Pérez-Reverte en el Niemeyer

OPINIÓN

16 dic 2016 . Actualizado a las 05:00 h.

Si todo ocurre según lo previsto, y de acuerdo con las leyes de la lógica, cuando se publiquen estas líneas Arturo Pérez-Reverte ya habrá comparecido en el Centro Niemeyer ante unas mil personas. Los periódicos de hoy titularán sus artículos al respecto con alguna declaración del escritor, las crónicas repasarán ciertas vicisitudes del acto y quedará relegado al olvido el extravagante boicot que un grupo de personas promovieron la semana pasada para tratar de impedir la presencia del padre de Alatriste en la ría de Avilés. Quedará así reducido a anécdota un episodio más de cuantos definen esta época en la que no son pocos quienes optan por sustituir la crítica nacida de una legítima y sana discrepancia por la vocación inquisitorial que les empuja a exigir que se elimine aquello que no les gusta y que confunde con frecuencia churras y merinas, bien por abusar conscientemente de la hipérbole o bien porque interpreta que la parte es siempre el resumen y síntesis del todo.
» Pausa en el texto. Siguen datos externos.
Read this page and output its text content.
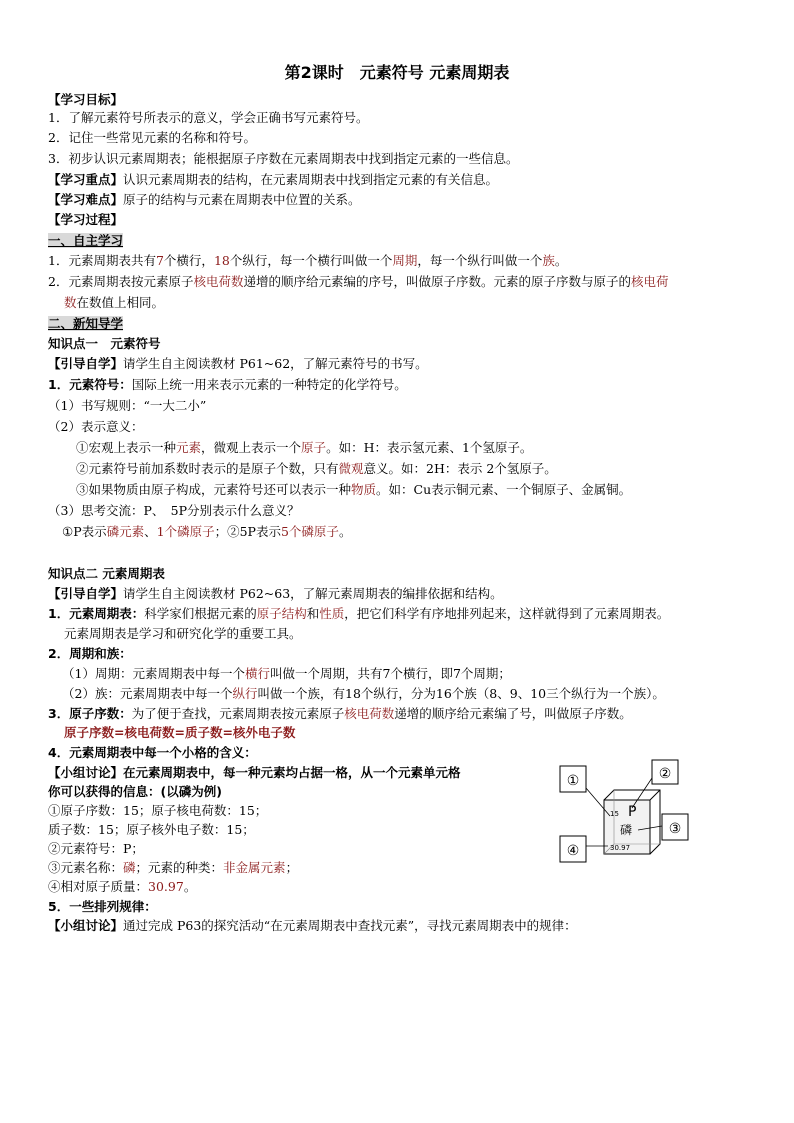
第2课时　元素符号 元素周期表
【学习目标】
1．了解元素符号所表示的意义，学会正确书写元素符号。
2．记住一些常见元素的名称和符号。
3．初步认识元素周期表；能根据原子序数在元素周期表中找到指定元素的一些信息。
【学习重点】认识元素周期表的结构，在元素周期表中找到指定元素的有关信息。
【学习难点】原子的结构与元素在周期表中位置的关系。
【学习过程】
一、自主学习
1．元素周期表共有7个横行，18个纵行，每一个横行叫做一个周期，每一个纵行叫做一个族。
2．元素周期表按元素原子核电荷数递增的顺序给元素编的序号，叫做原子序数。元素的原子序数与原子的核电荷
数在数值上相同。
二、新知导学
知识点一　元素符号
【引导自学】请学生自主阅读教材 P61~62，了解元素符号的书写。
1．元素符号：国际上统一用来表示元素的一种特定的化学符号。
（1）书写规则：“一大二小”
（2）表示意义：
①宏观上表示一种元素，微观上表示一个原子。如：H：表示氢元素、1个氢原子。
②元素符号前加系数时表示的是原子个数，只有微观意义。如：2H：表示 2个氢原子。
③如果物质由原子构成，元素符号还可以表示一种物质。如：Cu表示铜元素、一个铜原子、金属铜。
（3）思考交流：P、　5P分别表示什么意义？
①P表示磷元素、1个磷原子；②5P表示5个磷原子。
知识点二 元素周期表
【引导自学】请学生自主阅读教材 P62~63，了解元素周期表的编排依据和结构。
1．元素周期表：科学家们根据元素的原子结构和性质，把它们科学有序地排列起来，这样就得到了元素周期表。
元素周期表是学习和研究化学的重要工具。
2．周期和族：
（1）周期：元素周期表中每一个横行叫做一个周期，共有7个横行，即7个周期；
（2）族：元素周期表中每一个纵行叫做一个族，有18个纵行，分为16个族（8、9、10三个纵行为一个族）。
3．原子序数：为了便于查找，元素周期表按元素原子核电荷数递增的顺序给元素编了号，叫做原子序数。
原子序数=核电荷数=质子数=核外电子数
4．元素周期表中每一个小格的含义：
【小组讨论】在元素周期表中，每一种元素均占据一格，从一个元素单元格
你可以获得的信息：(以磷为例)
①原子序数：15；原子核电荷数：15；
质子数：15；原子核外电子数：15；
②元素符号：P；
③元素名称：磷；元素的种类：非金属元素；
④相对原子质量：30.97。
5．一些排列规律：
【小组讨论】通过完成 P63的探究活动“在元素周期表中查找元素”，寻找元素周期表中的规律：
①	②
③
④
15 P
磷
30.97
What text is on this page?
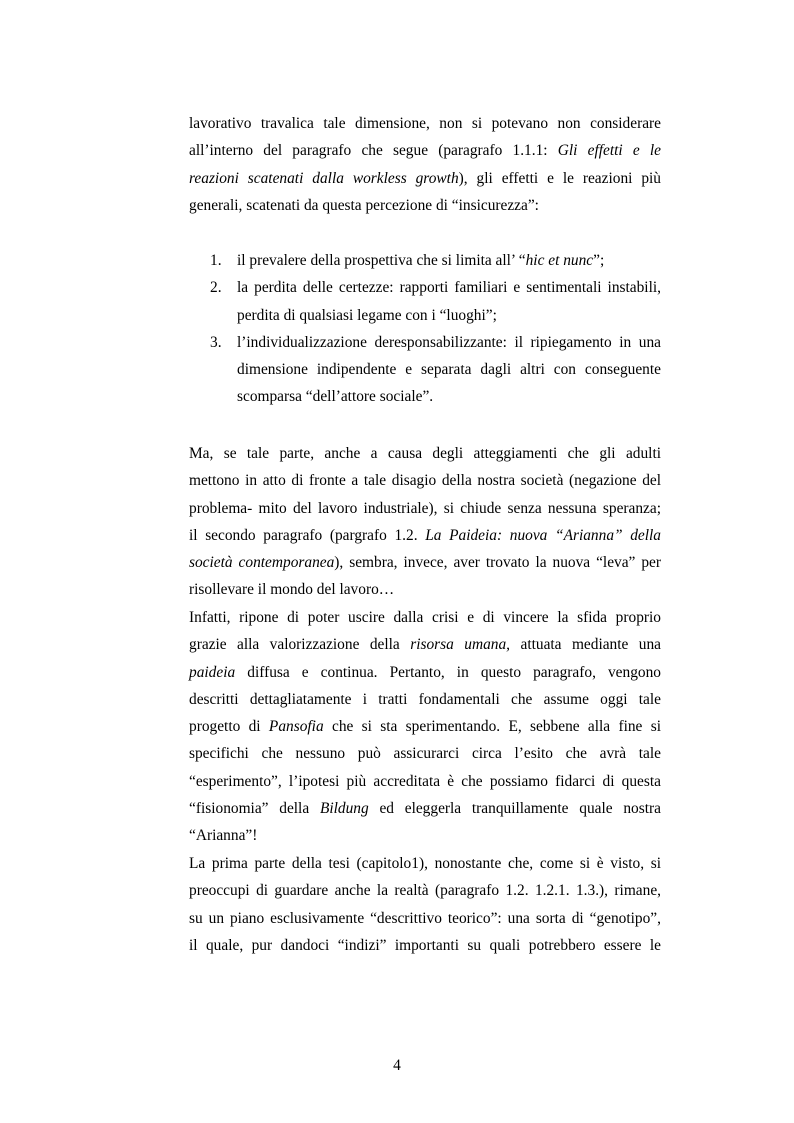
lavorativo travalica tale dimensione, non si potevano non considerare
all’interno del paragrafo che segue (paragrafo 1.1.1: Gli effetti e le
reazioni scatenati dalla workless growth), gli effetti e le reazioni più
generali, scatenati da questa percezione di “insicurezza”:
1. il prevalere della prospettiva che si limita all’ “hic et nunc”;
2. la perdita delle certezze: rapporti familiari e sentimentali instabili,
perdita di qualsiasi legame con i “luoghi”;
3. l’individualizzazione deresponsabilizzante: il ripiegamento in una
dimensione indipendente e separata dagli altri con conseguente
scomparsa “dell’attore sociale”.
Ma, se tale parte, anche a causa degli atteggiamenti che gli adulti
mettono in atto di fronte a tale disagio della nostra società (negazione del
problema- mito del lavoro industriale), si chiude senza nessuna speranza;
il secondo paragrafo (pargrafo 1.2. La Paideia: nuova “Arianna” della
società contemporanea), sembra, invece, aver trovato la nuova “leva” per
risollevare il mondo del lavoro…
Infatti, ripone di poter uscire dalla crisi e di vincere la sfida proprio
grazie alla valorizzazione della risorsa umana, attuata mediante una
paideia diffusa e continua. Pertanto, in questo paragrafo, vengono
descritti dettagliatamente i tratti fondamentali che assume oggi tale
progetto di Pansofia che si sta sperimentando. E, sebbene alla fine si
specifichi che nessuno può assicurarci circa l’esito che avrà tale
“esperimento”, l’ipotesi più accreditata è che possiamo fidarci di questa
“fisionomia” della Bildung ed eleggerla tranquillamente quale nostra
“Arianna”!
La prima parte della tesi (capitolo1), nonostante che, come si è visto, si
preoccupi di guardare anche la realtà (paragrafo 1.2. 1.2.1. 1.3.), rimane,
su un piano esclusivamente “descrittivo teorico”: una sorta di “genotipo”,
il quale, pur dandoci “indizi” importanti su quali potrebbero essere le
4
Arturo Pérez-Reverte puede gustar o no gustar, y ni siquiera esos dos extremos son incompatibles porque cuando un autor acumula una obra tan vasta como lo va siendo la suya también puede ser que algunos libros interesen más que otros. Puede uno compartir o no sus opiniones, y su forma de expresarlas, pero en ningún caso ha incurrido en delito al emitirlas ni ha hecho apología de cuestiones como la violencia de género, como han dicho por ahí esgrimiendo algunos artículos concretos y desdeñando otros cuya lectura basta para quitarles la razón. No son estos buenos tiempos para los matices, afanados como estamos en buscar constantemente excusas que legitimen un perpetuo enfrentamiento entre ellos y nosotros. Quienes esgrimieron su libertad de expresión para exigir que a Pérez-Reverte se le negara la palabra en Avilés incurrieron en un contrasentido evidente, pero también en una falacia infame: la de dar a entender que las libertades sólo han de ser para quienes se las merecen, y eso según los códigos impuestos por quien las formule en cada caso. Ni siquiera desde un punto egoísta se pueden sostener sus razonamientos: mucho mejor escuchar al adversario, conocerle a fondo y atender a sus tesis para desmontarlas paso a paso si fuera posible, que terminar convirtiéndole en víctima de un oprobio gratuito y bochornoso. Es como si no hubiera pasado la Historia por nosotros.